HB 3 provides the mechanism for spending more than $6 billion in new funding for public schools that is included in HB 1, the House’s version of the state budget. It revises some of the school finance formulas, significantly reducing the amount of recapture paid by districts, and introduces new programs, including an elaborate merit pay model that is problematic for TCTA and the other statewide teacher associations. The bill does not provide an across-the-board pay increase, though it does increase the state minimum salary schedule. 

In testimony, TCTA’s Lonnie Hollingsworth thanked the House for the significant infusion of funds, but expressed our concerns about several aspects of the teacher pay section. TCTA has provided amendments to the committee in hopes of remedying this part of the bill, and we continue to remind legislators that all teachers and other educators need and deserve a pay raise. One amendment would change the merit pay provisions in a way that would accomplish the committee's goal of creating a mechanism to encourage districts to attract effective educators to teach at high-need campuses but would leave the selection method up to local districts, which could opt to include experience as a factor in determining effectiveness. 

Committee members were willing to listen to teachers’ concerns, but there was clear pushback on the assertion that the bill would result in the use of standardized tests in determining teacher pay. Although the bill does not specify that STAAR results must be included in the metrics for evaluating teachers, TCTA and others have noted that since the program requires statewide rankings of teachers (for example, teachers ranked in the top 33% of all teachers in their subject matter and grade level would be designated as Recognized teachers) there are no other existing statewide measures that could be used to accomplish this. These are representative of the types of issues that TCTA is working to resolve. 

TCTA also raised concerns about wording in the bill that would allow districts to easily opt out of the state minimum salary schedule.

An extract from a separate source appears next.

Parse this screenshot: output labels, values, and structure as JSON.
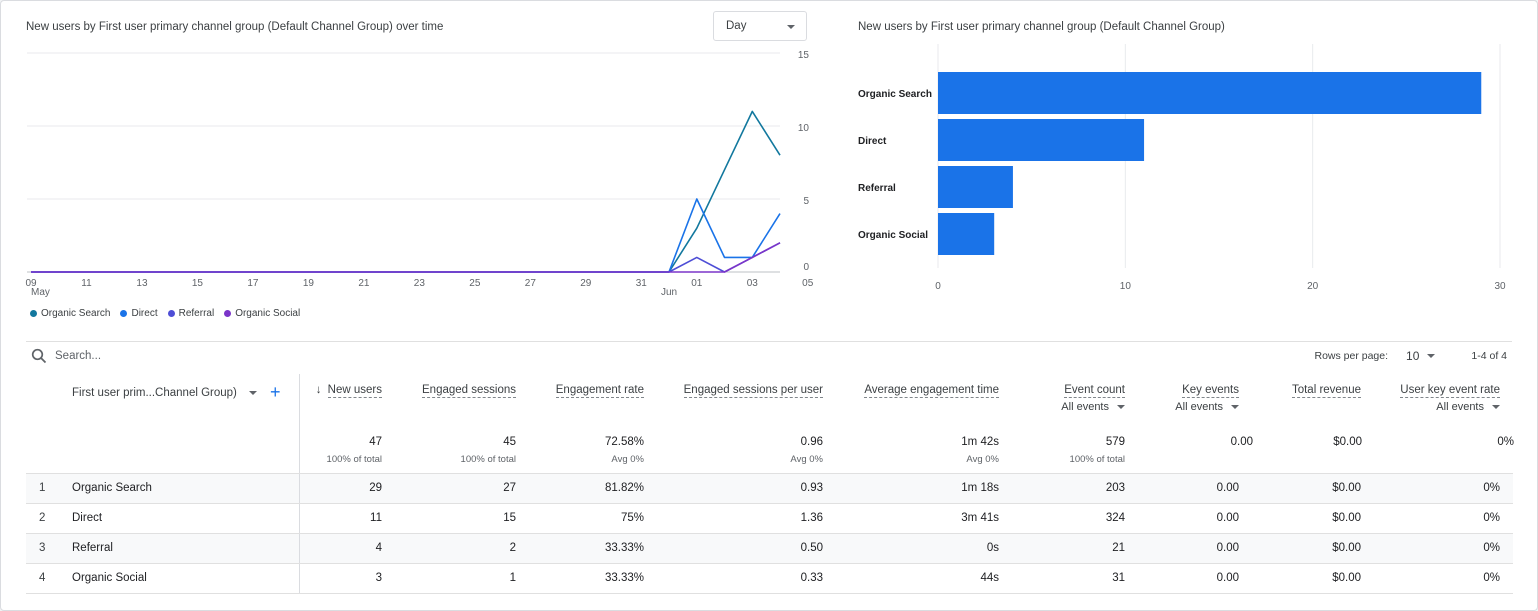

Committee chair and bill author Dan Huberty hopes to have a substitute for HB 3 ready next week, but it is not yet known what changes will be made. Huberty and other committee members seemed responsive to our concerns and we may see changes in the committee substitute that address most or all of the problematic areas. The House leadership continues to resist including an across-the-board raise in this bill, so this is likely a matter that will be resolved in conference committee negotiations between the House and Senate.